Here at Flavorwire, we pride ourselves on not only writing some of the best content on the Internet, but keeping an eye on all of the great writing that other folks on the ‘Net are doing, too. Today, we have two interviews with two country greats, Bonnie Raitt and Loretta Lynn, as well as a profile of director Jeff Nichols and a great essay on the legacy of The Simpsons.

Over at Lenny, writer Brittany Spanos interviews country and blues legend Bonnie Raitt, who is releasing a new album, Dig in Deep. It’s her 20th, and Spanos’ intimate familiarity with Raitt’s life and catalog make for a really great read, especially when Raitt gets into politics, as she does below.

Too few people are controlling what’s going on, and it’s not trickling down, and the jobs are going overseas. What’s broken can be fixed, and it needs to be something new and fresh and a way of consciously deciding to not let things like Citizens United stay. We have to change the legislation. I’m glad you liked the song. We haven’t played it in front of people yet, but it’s just really fun to be able to express musically exactly what you’re feeling lyrically.

Rotten Tomatoes has started to produce editorial content. One of the first pieces is this great, meaty Simpsons essay from Nathan Rabin. Actually, it’s more about the era in which The Simpsons existed, and how/why Matt Groenig’s show came to so prominently lay the ground for the decade of comedy that would follow.

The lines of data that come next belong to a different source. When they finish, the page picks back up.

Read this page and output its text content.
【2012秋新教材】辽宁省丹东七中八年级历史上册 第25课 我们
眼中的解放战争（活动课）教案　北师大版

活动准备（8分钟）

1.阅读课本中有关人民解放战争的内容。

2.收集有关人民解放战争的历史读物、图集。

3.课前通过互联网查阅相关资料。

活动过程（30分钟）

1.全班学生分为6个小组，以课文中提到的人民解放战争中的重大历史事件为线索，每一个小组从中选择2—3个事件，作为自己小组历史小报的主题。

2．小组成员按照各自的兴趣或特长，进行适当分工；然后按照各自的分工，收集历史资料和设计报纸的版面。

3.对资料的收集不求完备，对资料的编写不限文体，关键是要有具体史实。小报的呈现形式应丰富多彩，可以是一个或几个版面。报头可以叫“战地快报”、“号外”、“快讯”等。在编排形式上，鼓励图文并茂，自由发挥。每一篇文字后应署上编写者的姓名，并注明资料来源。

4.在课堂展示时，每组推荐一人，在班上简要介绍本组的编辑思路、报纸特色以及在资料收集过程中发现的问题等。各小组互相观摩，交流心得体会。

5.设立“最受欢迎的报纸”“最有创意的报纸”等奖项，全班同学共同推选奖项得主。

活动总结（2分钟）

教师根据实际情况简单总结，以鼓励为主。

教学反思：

The Simpsons embodied the traits that would define the comedy of the 1990s: an obsession with pop culture and television embodied in an endless stream of pop culture references, inside jokes and parodies, dark humor, irony, a profound, principled cynicism about institutions and celebrities, and an innate awareness of itself as a fictional construct. It is therefore not an exaggeration to call the 1990s “The Simpsons Decade,” since the greatest show of all time towered over the era, and its distinct sensibility was reflected in just about all the transcendent comedies of the time.

Director Jeff Nichols is not yet a household name, but for movie geeks, he’s been a go-to for solid indies since 2011’s Take Shelter. That whole “for movie buffs only” title is probably gonna go the way of the dodo later this year, when his unique spin on the superhero genre, Midnight Special, hopefully overruns theaters across America. Wired has a great profile of him.

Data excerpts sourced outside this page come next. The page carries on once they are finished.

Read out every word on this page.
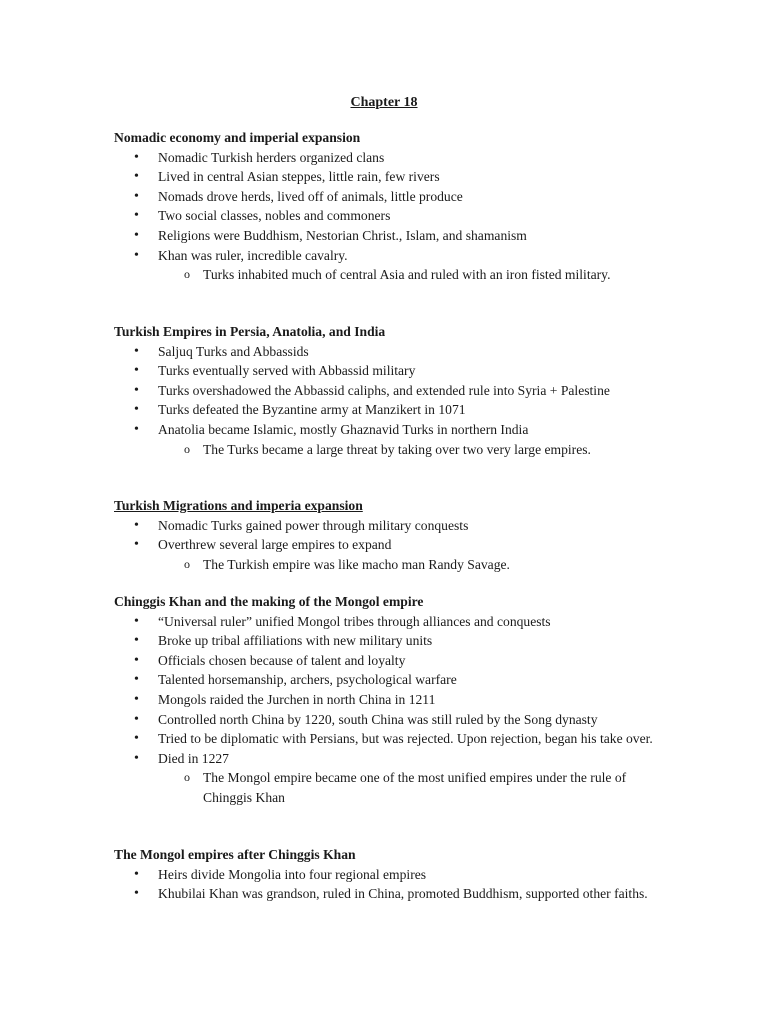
Chapter 18
Nomadic economy and imperial expansion
• Nomadic Turkish herders organized clans
• Lived in central Asian steppes, little rain, few rivers
• Nomads drove herds, lived off of animals, little produce
• Two social classes, nobles and commoners
• Religions were Buddhism, Nestorian Christ., Islam, and shamanism
• Khan was ruler, incredible cavalry.
o Turks inhabited much of central Asia and ruled with an iron fisted military.
Turkish Empires in Persia, Anatolia, and India
• Saljuq Turks and Abbassids
• Turks eventually served with Abbassid military
• Turks overshadowed the Abbassid caliphs, and extended rule into Syria + Palestine
• Turks defeated the Byzantine army at Manzikert in 1071
• Anatolia became Islamic, mostly Ghaznavid Turks in northern India
o The Turks became a large threat by taking over two very large empires.
Turkish Migrations and imperia expansion
• Nomadic Turks gained power through military conquests
• Overthrew several large empires to expand
o The Turkish empire was like macho man Randy Savage.
Chinggis Khan and the making of the Mongol empire
• “Universal ruler” unified Mongol tribes through alliances and conquests
• Broke up tribal affiliations with new military units
• Officials chosen because of talent and loyalty
• Talented horsemanship, archers, psychological warfare
• Mongols raided the Jurchen in north China in 1211
• Controlled north China by 1220, south China was still ruled by the Song dynasty
• Tried to be diplomatic with Persians, but was rejected. Upon rejection, began his take over.
• Died in 1227
o The Mongol empire became one of the most unified empires under the rule of Chinggis Khan
The Mongol empires after Chinggis Khan
• Heirs divide Mongolia into four regional empires
• Khubilai Khan was grandson, ruled in China, promoted Buddhism, supported other faiths.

By the standards of the indie world, Mud was a hit, a career-maker—nominated for the 2012 Palme d’Or at Cannes, winner of the Robert Altman Award at the Independent Spirit Awards. But Nichols had different standards. He admires Jim Jarmusch but doesn’t want to be him. Because of the paltry distribution deal Mud got from Lionsgate (the studio invested just $1.5 million in marketing, Nichols said, which his financier matched), most people have never heard of it let alone seen it.

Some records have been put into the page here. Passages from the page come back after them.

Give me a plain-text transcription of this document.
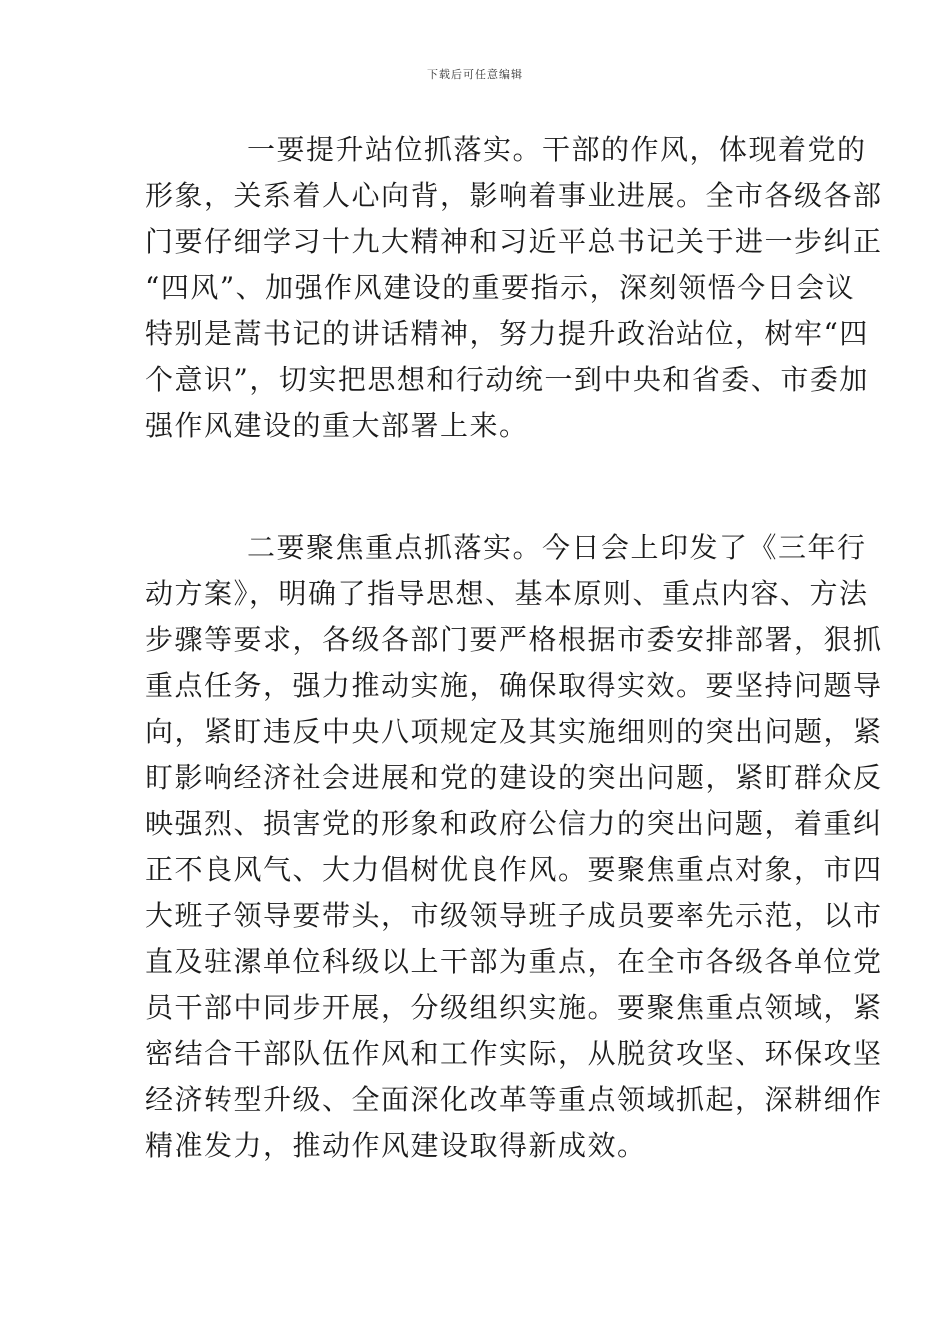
下载后可任意编辑
一要提升站位抓落实。干部的作风，体现着党的
形象，关系着人心向背，影响着事业进展。全市各级各部
门要仔细学习十九大精神和习近平总书记关于进一步纠正
“四风”、加强作风建设的重要指示，深刻领悟今日会议
特别是蒿书记的讲话精神，努力提升政治站位，树牢“四
个意识”，切实把思想和行动统一到中央和省委、市委加
强作风建设的重大部署上来。
二要聚焦重点抓落实。今日会上印发了《三年行
动方案》，明确了指导思想、基本原则、重点内容、方法
步骤等要求，各级各部门要严格根据市委安排部署，狠抓
重点任务，强力推动实施，确保取得实效。要坚持问题导
向，紧盯违反中央八项规定及其实施细则的突出问题，紧
盯影响经济社会进展和党的建设的突出问题，紧盯群众反
映强烈、损害党的形象和政府公信力的突出问题，着重纠
正不良风气、大力倡树优良作风。要聚焦重点对象，市四
大班子领导要带头，市级领导班子成员要率先示范，以市
直及驻漯单位科级以上干部为重点，在全市各级各单位党
员干部中同步开展，分级组织实施。要聚焦重点领域，紧
密结合干部队伍作风和工作实际，从脱贫攻坚、环保攻坚
经济转型升级、全面深化改革等重点领域抓起，深耕细作
精准发力，推动作风建设取得新成效。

Nichols was done with that kind of success. He realized that if he wanted to get his movies in front of an audience, he needed the people who control the distribution channels and know how to sell. He needed a studio.

Lastly, we have a Noisey interview with Loretta Lynn, whose Full Circle has put her back in the spotlight. Writer Kim Kelly interviews Lynn deftly, wielding an impressive knowledge of the country legend, whose life has been more than just a little full. The whole thing is worth a read, but Lynn covers vital, funny territory not normally seen in her interviews when Kelly asks about how she’s been embraced by feminists.

You know how I got the idea for “You Ain’t Woman Enough (To Take My Man)”? I was gettin’ ready backstage at one of these auditoriums, I think it was a high school auditorium. And this girl comes backstage and she was crying; I had my hair in curlers and headscarf on, but I went to her and asked her what was wrong. And she said, “My husband wouldn’t bring me to the show but he’s sitting out there in the second row with a girlfriend.” And we kinda peeked out the curtain, and she pointed him out to me. And his wife was a sweet little thing, she wasn’t all painted up. I looked out there and this girl was painted up like a street walker. And I looked at her and I said, “Honey, she ain’t woman enough to take your man.” I went backstage right then and wrote it – “You ain’t woman enough to take my man.” And it was a hit for me.